Sivas Bir Dönüm Noktası Mı? – Mehmet Yılmazer
İktidarı ve muhalefetiyle çürüyen bir toplum nelere gebe olabilir? Gelişmelerin alışıldık olayların dışına taşması kaçınılmaz görünüyor. Krizin derinliği ve etki alanı; ayrıca devrimci güçlerin örgütlenmelerini büyütmeleri ve sıradan taktiklerin dışına çıkıp, yaratıcı adımlar atabilmeleri gelişmeleri etkileyebilir.
Konuşması sırasında Erdoğan Sivaslılara övgüler düzerken araya iş isteyen bir vatandaş girince sinirlenir. Bu kadarı ilk kez olmuyor. Çok önceleri yine bir vatandaşın tepkisine “ananı da al git” demişti. Fakat Sivas’taki tepki bir farklılık taşıyor. İş isteyen vatandaşa “Sen mermi fiyatını biliyor musun?” diye tepki göstererek savaş ve gerilim politikasını her isteğin karşısına çıkaracağını gösterdi. Demek ki elinde başka bir çare kalmamıştır.

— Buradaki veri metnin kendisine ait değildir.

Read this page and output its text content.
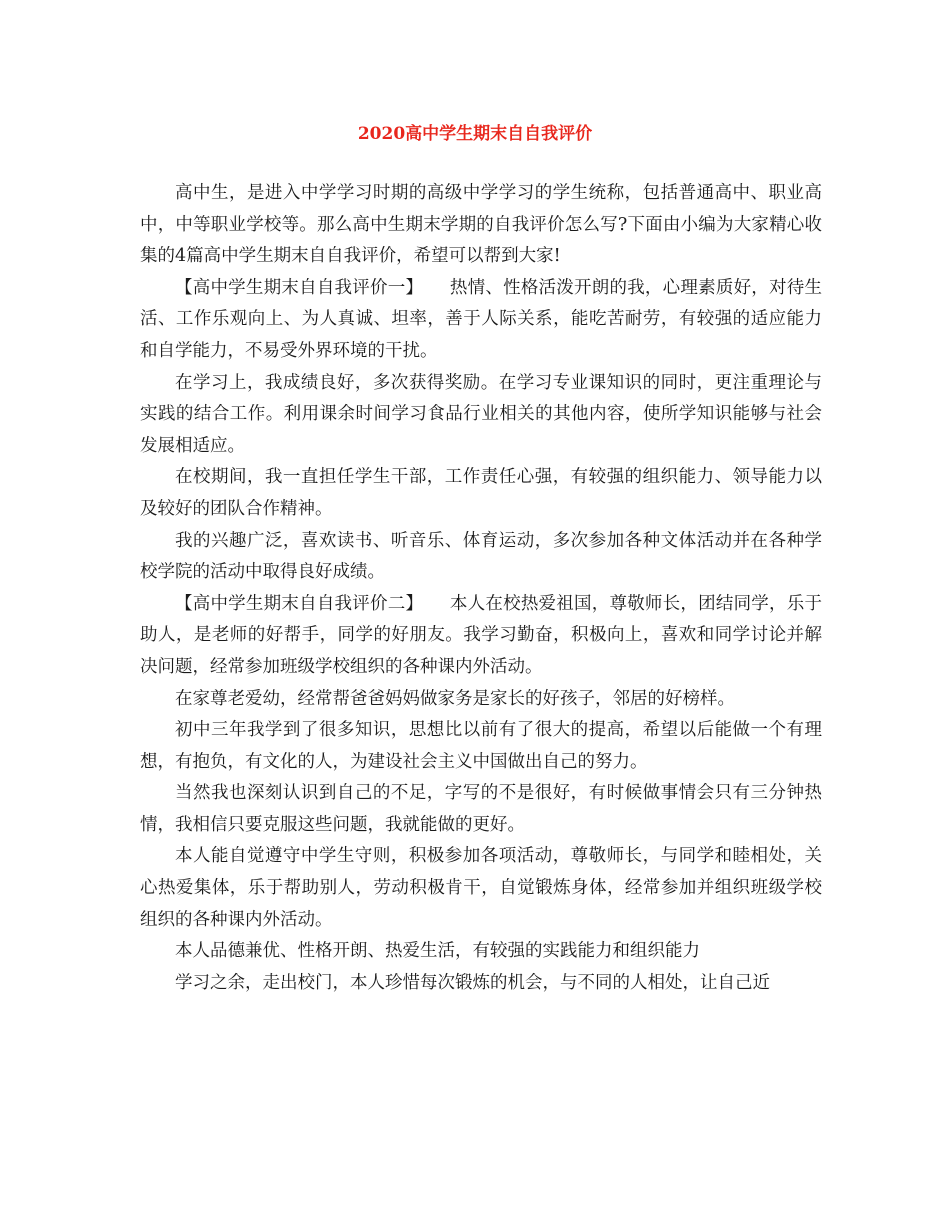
2020高中学生期末自自我评价

高中生，是进入中学学习时期的高级中学学习的学生统称，包括普通高中、职业高中，中等职业学校等。那么高中生期末学期的自我评价怎么写?下面由小编为大家精心收集的4篇高中学生期末自自我评价，希望可以帮到大家!

【高中学生期末自自我评价一】　　热情、性格活泼开朗的我，心理素质好，对待生活、工作乐观向上、为人真诚、坦率，善于人际关系，能吃苦耐劳，有较强的适应能力和自学能力，不易受外界环境的干扰。

在学习上，我成绩良好，多次获得奖励。在学习专业课知识的同时，更注重理论与实践的结合工作。利用课余时间学习食品行业相关的其他内容，使所学知识能够与社会发展相适应。

在校期间，我一直担任学生干部，工作责任心强，有较强的组织能力、领导能力以及较好的团队合作精神。

我的兴趣广泛，喜欢读书、听音乐、体育运动，多次参加各种文体活动并在各种学校学院的活动中取得良好成绩。

【高中学生期末自自我评价二】　　本人在校热爱祖国，尊敬师长，团结同学，乐于助人，是老师的好帮手，同学的好朋友。我学习勤奋，积极向上，喜欢和同学讨论并解决问题，经常参加班级学校组织的各种课内外活动。

在家尊老爱幼，经常帮爸爸妈妈做家务是家长的好孩子，邻居的好榜样。

初中三年我学到了很多知识，思想比以前有了很大的提高，希望以后能做一个有理想，有抱负，有文化的人，为建设社会主义中国做出自己的努力。

当然我也深刻认识到自己的不足，字写的不是很好，有时候做事情会只有三分钟热情，我相信只要克服这些问题，我就能做的更好。

本人能自觉遵守中学生守则，积极参加各项活动，尊敬师长，与同学和睦相处，关心热爱集体，乐于帮助别人，劳动积极肯干，自觉锻炼身体，经常参加并组织班级学校组织的各种课内外活动。

本人品德兼优、性格开朗、热爱生活，有较强的实践能力和组织能力

学习之余，走出校门，本人珍惜每次锻炼的机会，与不同的人相处，让自己近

Yıllardır “terörle mücadele” her şeyin üzerine çıkarıldı, en ufak itiraz “vatan hainliği” ile suçlandı. Erdoğan bu politikasını kararlılıkla sürdürerek tüm muhalefetin siyaset yapma alanını belirler hale geldi. Cerablus ve Afrin harekatları ile savaşı günlük politikanın içine soktu. Bütün bunların üzerine bir de “devletin beka sorunu” örtüsü serildi ve ekonomik kriz bile dış güçlerin saldırısına bağlandı.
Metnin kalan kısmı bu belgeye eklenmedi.